Сергей Гомонов - Горькая полынь. История одной картины
То ли карета двинулась с места, то ли земля ушла из-под ног, но Бернарди почувствовал себя подвешенным в пустоте. А потом вихрь каких-то обрывков мыслей накрыл его ураганом.
— Иди сюда… — хрипло попросил он, утирая мокрое лицо ладонью и протягивая руку к девочке.
Она только того и ждала — стремглав бросилась ему на шею и, как ни старалась, не смогла удержать рыдания. А Шеффре молчал, прикрыв глаза и замирая в страхе вспугнуть чудесный сон.
Карета медленно отдалялась от Барджелло, и следы ее колес отчаянно смывали волны разгулявшейся стихии.
— Ты когда-нибудь бываешь в полном изнеможении? — поинтересовалась Миза, даже не оглядываясь и продолжая орудовать кистью на полотне, возле руки лежащего навзничь Олоферна. — Вот так, чтобы уснуть — и не шевелиться два дня?
— А ты? — входя в ее мастерскую, переспросил Бернарди.
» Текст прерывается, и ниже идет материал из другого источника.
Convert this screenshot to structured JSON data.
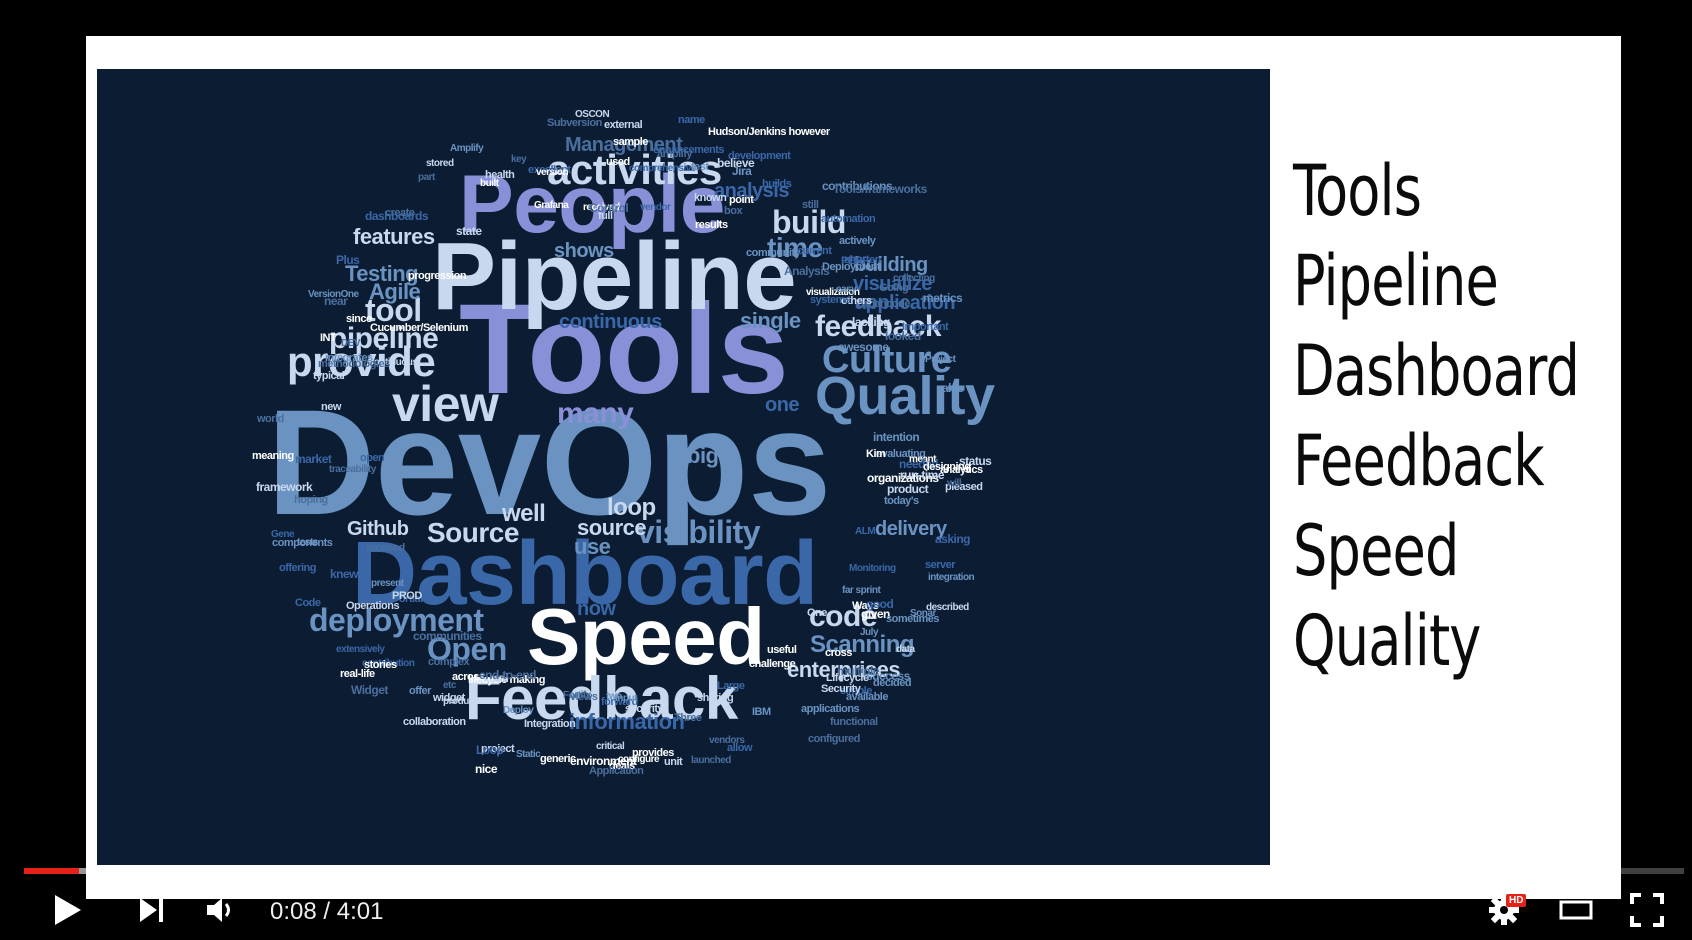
{
  "slide": {
    "side_list": [
      "Tools",
      "Pipeline",
      "Dashboard",
      "Feedback",
      "Speed",
      "Quality"
    ],
    "word_cloud": {
      "colors": {
        "dark": "#3a67a8",
        "light": "#6a93c2",
        "lavender": "#8a90d8",
        "white": "#ffffff",
        "pale": "#c8d8ee",
        "dim": "#4a6f9e"
      },
      "words": [
        "DevOps",
        "Tools",
        "Pipeline",
        "People",
        "Dashboard",
        "Speed",
        "Feedback",
        "Quality",
        "Culture",
        "activities",
        "view",
        "provide",
        "many",
        "tool",
        "pipeline",
        "Testing",
        "Agile",
        "features",
        "build",
        "time",
        "feedback",
        "code",
        "deployment",
        "Open",
        "Scanning",
        "enterprises",
        "information",
        "visibility",
        "source",
        "Source",
        "Github",
        "loop",
        "well",
        "use",
        "delivery",
        "now",
        "continuous",
        "single",
        "one",
        "big",
        "analysis",
        "building",
        "visualize",
        "application",
        "shows",
        "Management",
        "traceability",
        "Deployment",
        "generic",
        "Monitoring",
        "Continuous",
        "methodologies",
        "applications",
        "visualization",
        "comprehensive",
        "Operations",
        "focused",
        "community",
        "environment",
        "automation",
        "health",
        "complex",
        "components",
        "Hudson/Jenkins however",
        "excellent",
        "product",
        "Fortify",
        "Static",
        "analytics",
        "Important",
        "described",
        "communities",
        "decided",
        "meaning",
        "market",
        "lacking",
        "create",
        "integrates",
        "sample",
        "offering",
        "sharing",
        "Urbancode",
        "easy",
        "challenge",
        "Portland",
        "full",
        "multiple",
        "today's",
        "received",
        "dashboards",
        "Lifecycle",
        "configured",
        "test",
        "lifecycle making",
        "builds",
        "new",
        "Widget",
        "awesome",
        "point",
        "ALM",
        "security",
        "Three",
        "evaluating",
        "meant",
        "knew",
        "status",
        "still",
        "Deploy",
        "built",
        "forward",
        "project",
        "world",
        "offer",
        "deals",
        "Gene",
        "unit",
        "vendors",
        "tests",
        "Kim",
        "open",
        "pleased",
        "key",
        "also",
        "real-life",
        "contribution",
        "known",
        "etc",
        "far sprint",
        "provides",
        "extensively",
        "external",
        "DEV",
        "two",
        "INT",
        "PERF",
        "real",
        "near",
        "IBM",
        "nice",
        "Loop",
        "widget",
        "box",
        "Jira",
        "used",
        "asking",
        "One",
        "views",
        "July",
        "Ways",
        "Plus",
        "PROD",
        "functional",
        "input",
        "cross",
        "allow",
        "state",
        "Going",
        "actively",
        "given",
        "server",
        "stored",
        "launched",
        "success",
        "results",
        "simple",
        "others",
        "part",
        "Sonar",
        "since",
        "Large",
        "believe",
        "looked",
        "Amplify",
        "across",
        "current",
        "Integration",
        "amplify",
        "available",
        "Grafana",
        "name",
        "OSCON",
        "will",
        "Project",
        "progression",
        "vendor",
        "typical",
        "hoping",
        "intention",
        "version",
        "shorten",
        "data",
        "end-to-end",
        "present",
        "useful",
        "good",
        "critical",
        "Control",
        "metrics",
        "stories",
        "Code",
        "Security",
        "Analysis",
        "contributions",
        "organizations",
        "needed",
        "products",
        "Subversion",
        "VersionOne",
        "configure",
        "enhancements",
        "collaboration",
        "Application",
        "sometimes",
        "Cucumber/Selenium",
        "systems",
        "run-time",
        "collecting",
        "integration",
        "designing",
        "development",
        "framework",
        "Tools/frameworks"
      ]
    }
  },
  "player": {
    "time": "0:08 / 4:01",
    "progress_fraction": 0.033,
    "buffered_fraction": 0.304,
    "hd_badge": "HD",
    "accent": "#e62117"
  }
}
Просторная комната была заставлена и завалена холстами на подрамниках и без, всюду валялись какие-то банки, кисти, чашки и совершенно ему не известные инструменты, но, кажется, беспорядок Эртемизу нисколько не трогал.
— Я хочу побыстрее отделаться от этой картины и забыть, но никак не могу понять, чего в ней не хватает по сравнению с той, первой.
Гоффредо прищурился. Утренние лучи золотили небрежно собранные волосы Мизы, ее палитру и край огромной картины, которую она привезла из Венеции.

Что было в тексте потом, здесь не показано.